To this day, Christians celebrate All Saint’s Day on November 1.

That’s a long story made short, but there’s more.  Protestant Reformers in Germany came along and preferred neither Halloween nor All Saints Day.  Instead, they made October 31 Reformation Day.

Since many people in the United States are not willing to worship on October 31 because of all the Halloween hype, many churches simply dedicate the Sunday before Halloween as Reformation Sunday and the Sunday after as All Saints.

If you’re courageous, you can use this week as an excuse to worship twice.  Take our brothers and sisters at Epiphany Lutheran Church helmed by a new pastor, the Reverend David Armstrong-Reiner, for example: They celebrated Reformation Sunday last Sunday (no good Lutheran would miss it!), and they will celebrate All Saints tomorrow evening around 7 PM (call the church to confirm the time).  Now that’s a worship-filled congregation right there!

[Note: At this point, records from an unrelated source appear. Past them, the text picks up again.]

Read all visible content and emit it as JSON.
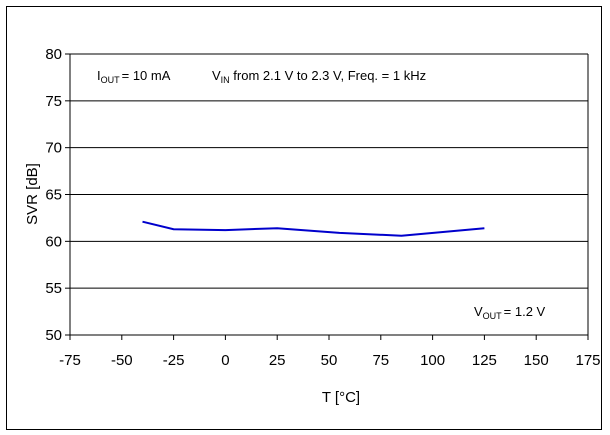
{
  "chart_data": {
    "type": "line",
    "title": "",
    "xlabel": "T [°C]",
    "ylabel": "SVR [dB]",
    "xlim": [
      -75,
      175
    ],
    "ylim": [
      50,
      80
    ],
    "x_ticks": [
      "-75",
      "-50",
      "-25",
      "0",
      "25",
      "50",
      "75",
      "100",
      "125",
      "150",
      "175"
    ],
    "y_ticks": [
      "50",
      "55",
      "60",
      "65",
      "70",
      "75",
      "80"
    ],
    "grid": "horizontal",
    "series": [
      {
        "color": "#0000cc",
        "x": [
          -40,
          -25,
          0,
          25,
          55,
          85,
          125
        ],
        "y": [
          62.1,
          61.3,
          61.2,
          61.4,
          60.9,
          60.6,
          61.4
        ]
      }
    ],
    "annotations": {
      "conditions": {
        "iout_main": "I",
        "iout_sub": "OUT",
        "iout_value": "= 10 mA",
        "vin_main": "V",
        "vin_sub": "IN",
        "vin_value": " from 2.1 V to 2.3 V, Freq. = 1 kHz"
      },
      "vout": {
        "main": "V",
        "sub": "OUT",
        "value": "= 1.2 V"
      }
    }
  }
}
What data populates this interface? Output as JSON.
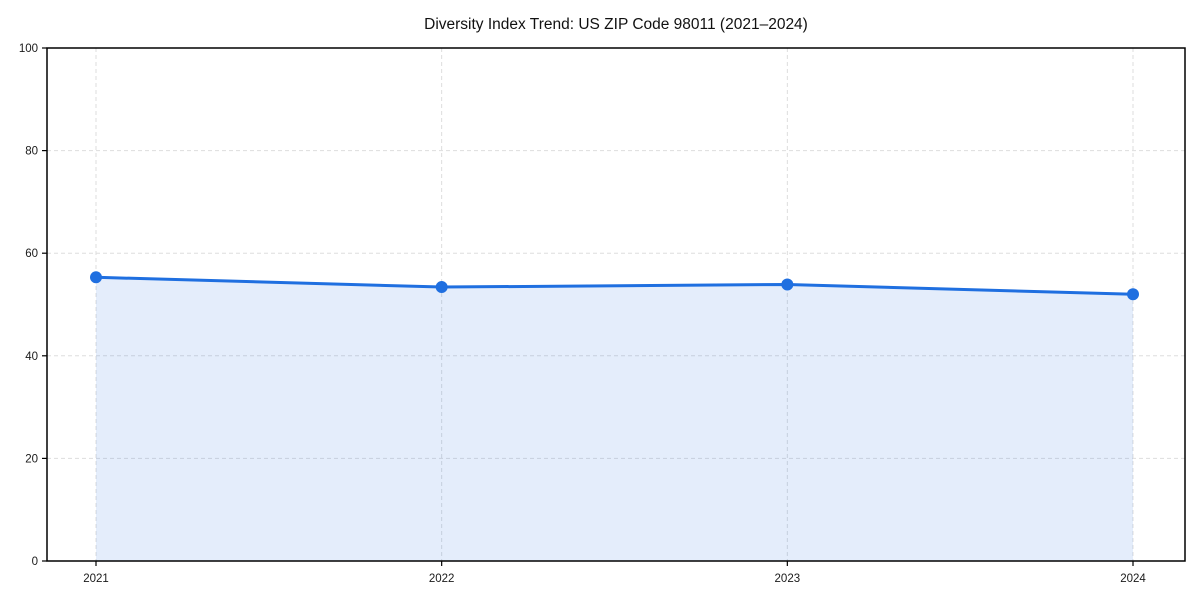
{
  "chart_data": {
    "type": "area",
    "title": "Diversity Index Trend: US ZIP Code 98011 (2021–2024)",
    "categories": [
      "2021",
      "2022",
      "2023",
      "2024"
    ],
    "series": [
      {
        "name": "Diversity Index",
        "values": [
          55.3,
          53.4,
          53.9,
          52.0
        ]
      }
    ],
    "xlabel": "",
    "ylabel": "",
    "ylim": [
      0,
      100
    ],
    "yticks": [
      0,
      20,
      40,
      60,
      80,
      100
    ],
    "grid": {
      "horizontal": true,
      "vertical": true,
      "style": "dashed"
    },
    "legend_position": "none",
    "marker": "circle",
    "colors": {
      "line": "#1f6fe0",
      "marker": "#1f6fe0",
      "fill": "#1f6fe0",
      "fill_opacity": 0.12,
      "gridline": "#dddddd",
      "spine": "#000000",
      "tick_label": "#1a1a1a",
      "title": "#111111",
      "background": "#ffffff"
    }
  }
}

Suffice it to say, the last week of October is one in which many faith traditions intersect.  You may be a Roman Catholic, Eastern Orthodox, or a Protestant, but we all hold something in common today: it is a time to remember the heroes and heroines of our faith.

You may choose to remember the pillars of the Church—Martin Luther, St. Patrick, or Mother Teresa to name a few.  Or you can choose to remember someone more personal: Grandma and Grandpa whose faith sparked your own belief in Jesus, or you may champion your old youth pastor who might have been a catalyst for your salvation.

There is nothing inherently wrong with remembering and celebrating the lives of our saints.  Even God is big on remembering the ancients; in the Old Testament He declared repeatedly that He is “the God of Abraham, Isaac, and Jacob.”

You may call today what you will—Halloween, All Saint’s Eve, Reformation Day, or just another good, ole’ Friday night—but at least be sure to thank God for giving us saints whom we can remember, admire, and cherish in our hearts.